The ǃKung san are one of the San peoples who live mostly on the western edge of the Kalahari desert, Ovamboland (northern Namibia and southern Angola), and Botswana.
The !kung people live distantly from other peoples, even other groups of San due to centuries of oppression and dispossession by both Bantu and European immigrant groups. At one point in history, !Kung San people were even hunted for sport.
In other parts of the world, a man must first woo and secure the consent of a lady – and her parents – he intends marrying before he does anything, but in the !kung society, marriage is a whole world different.
Among the ǃKung, marriage is the major focus of alliance formation between groups of ǃKung. When a woman starts to develop, she is considered ready for marriage and according to tradition, every first marriage is arranged by her parents.
In selecting a partner for their daughter, the woman’s family typically look for men who have proven themselves to be good hunters, someone who they feel would be able and willing to take on the responsibilities of the wife’s family.
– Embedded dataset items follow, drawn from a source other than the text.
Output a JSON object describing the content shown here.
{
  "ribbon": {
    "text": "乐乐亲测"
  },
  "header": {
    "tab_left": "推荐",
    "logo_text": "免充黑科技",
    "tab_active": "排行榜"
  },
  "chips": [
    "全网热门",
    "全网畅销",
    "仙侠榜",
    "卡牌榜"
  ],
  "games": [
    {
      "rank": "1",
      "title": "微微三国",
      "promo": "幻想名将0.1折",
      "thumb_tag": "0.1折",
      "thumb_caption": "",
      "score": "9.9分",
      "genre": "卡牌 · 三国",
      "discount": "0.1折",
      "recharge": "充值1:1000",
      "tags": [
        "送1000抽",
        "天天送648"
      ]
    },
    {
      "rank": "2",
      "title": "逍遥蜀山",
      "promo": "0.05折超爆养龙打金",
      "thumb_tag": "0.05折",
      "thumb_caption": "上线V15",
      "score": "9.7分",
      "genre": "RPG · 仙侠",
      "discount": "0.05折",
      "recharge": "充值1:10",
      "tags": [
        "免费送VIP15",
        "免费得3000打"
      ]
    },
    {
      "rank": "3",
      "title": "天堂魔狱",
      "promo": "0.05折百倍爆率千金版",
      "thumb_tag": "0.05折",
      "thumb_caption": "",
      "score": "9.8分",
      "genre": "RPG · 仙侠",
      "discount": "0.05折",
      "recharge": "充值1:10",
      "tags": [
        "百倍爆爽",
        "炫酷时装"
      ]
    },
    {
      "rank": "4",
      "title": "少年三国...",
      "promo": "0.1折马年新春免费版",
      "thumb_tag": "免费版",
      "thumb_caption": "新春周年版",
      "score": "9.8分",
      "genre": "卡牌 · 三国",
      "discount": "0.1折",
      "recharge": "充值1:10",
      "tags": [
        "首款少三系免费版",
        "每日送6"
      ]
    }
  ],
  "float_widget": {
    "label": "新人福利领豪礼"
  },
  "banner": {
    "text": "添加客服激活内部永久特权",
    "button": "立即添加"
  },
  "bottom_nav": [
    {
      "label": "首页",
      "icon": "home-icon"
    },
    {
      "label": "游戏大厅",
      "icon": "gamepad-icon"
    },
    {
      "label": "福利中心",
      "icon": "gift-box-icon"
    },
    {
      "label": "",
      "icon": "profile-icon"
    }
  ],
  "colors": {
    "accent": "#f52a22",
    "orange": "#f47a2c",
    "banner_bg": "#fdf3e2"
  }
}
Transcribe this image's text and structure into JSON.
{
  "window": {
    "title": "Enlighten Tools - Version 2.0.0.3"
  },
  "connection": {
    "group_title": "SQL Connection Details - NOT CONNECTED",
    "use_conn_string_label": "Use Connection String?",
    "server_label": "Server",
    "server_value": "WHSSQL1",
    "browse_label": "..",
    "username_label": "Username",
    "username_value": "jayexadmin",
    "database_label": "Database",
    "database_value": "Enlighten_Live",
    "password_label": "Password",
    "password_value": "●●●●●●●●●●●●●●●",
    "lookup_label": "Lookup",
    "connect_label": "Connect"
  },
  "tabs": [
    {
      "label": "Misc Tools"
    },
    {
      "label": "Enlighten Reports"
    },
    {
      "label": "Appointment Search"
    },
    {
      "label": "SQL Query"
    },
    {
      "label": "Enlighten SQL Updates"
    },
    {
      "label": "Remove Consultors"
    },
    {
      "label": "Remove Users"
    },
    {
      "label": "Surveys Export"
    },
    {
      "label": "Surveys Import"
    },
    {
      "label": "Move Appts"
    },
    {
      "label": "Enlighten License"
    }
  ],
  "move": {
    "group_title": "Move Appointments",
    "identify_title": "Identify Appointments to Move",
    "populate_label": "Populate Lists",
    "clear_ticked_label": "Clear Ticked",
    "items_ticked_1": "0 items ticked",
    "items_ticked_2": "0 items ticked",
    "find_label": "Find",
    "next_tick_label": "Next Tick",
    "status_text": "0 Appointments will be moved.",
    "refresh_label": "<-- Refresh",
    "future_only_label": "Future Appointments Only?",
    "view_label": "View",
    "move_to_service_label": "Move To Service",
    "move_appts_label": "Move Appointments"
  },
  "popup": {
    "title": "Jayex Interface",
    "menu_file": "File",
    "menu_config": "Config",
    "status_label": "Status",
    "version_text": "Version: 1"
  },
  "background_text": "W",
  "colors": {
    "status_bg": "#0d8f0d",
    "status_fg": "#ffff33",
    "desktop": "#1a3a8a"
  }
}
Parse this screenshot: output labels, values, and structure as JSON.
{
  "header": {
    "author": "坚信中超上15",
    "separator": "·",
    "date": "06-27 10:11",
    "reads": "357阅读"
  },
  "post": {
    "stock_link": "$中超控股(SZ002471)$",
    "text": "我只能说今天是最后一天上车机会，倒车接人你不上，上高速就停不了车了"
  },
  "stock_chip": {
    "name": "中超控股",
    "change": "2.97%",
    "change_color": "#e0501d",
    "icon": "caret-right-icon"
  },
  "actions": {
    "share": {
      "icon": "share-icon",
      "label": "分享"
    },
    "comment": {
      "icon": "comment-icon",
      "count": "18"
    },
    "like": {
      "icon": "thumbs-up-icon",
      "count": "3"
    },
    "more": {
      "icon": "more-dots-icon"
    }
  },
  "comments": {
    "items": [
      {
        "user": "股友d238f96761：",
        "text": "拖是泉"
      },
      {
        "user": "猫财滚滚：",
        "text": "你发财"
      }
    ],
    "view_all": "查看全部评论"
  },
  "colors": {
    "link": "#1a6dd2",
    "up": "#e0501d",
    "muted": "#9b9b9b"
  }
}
On the marriage day, a dramatic sham “capture” ceremony is organized by the bride and groom’s family where the girl is forcibly removed from her hut and presented to her groom. During the ceremony, the bride has her head covered and is carried and then laid down in the hut while the groom is led to the hut and sits beside the door.
The couple stay respectfully apart from each other and do not join the wedding festivities. After the party, they spend the night together and the next morning they are ceremonially rubbed with oil by the husband’s mother.
Girls who are displeased with their parents’ selection may protest against the marriage by running away at the end of the ceremony. A bride running away may result in the dissolution of the arrangement if her family fail to convince her to give the man a chance.
Newlyweds live in the same village as the wife’s family so she has family support during her new life.
During this time, the husband will hunt for his wife’s family. If the couple never becomes comfortable, separation is acceptable, prompted by either partner. If they do become a stable couple, they can reside with either partner’s family, settling with whichever is beneficial at the time.
Half of all first-time marriages end in divorce, but because it is common, the divorce process is not long.
After the divorce, both individuals and can live in their separate huts with their family. After a woman’s first divorce, she is free to marry a man of her choosing or stay single and live on her own.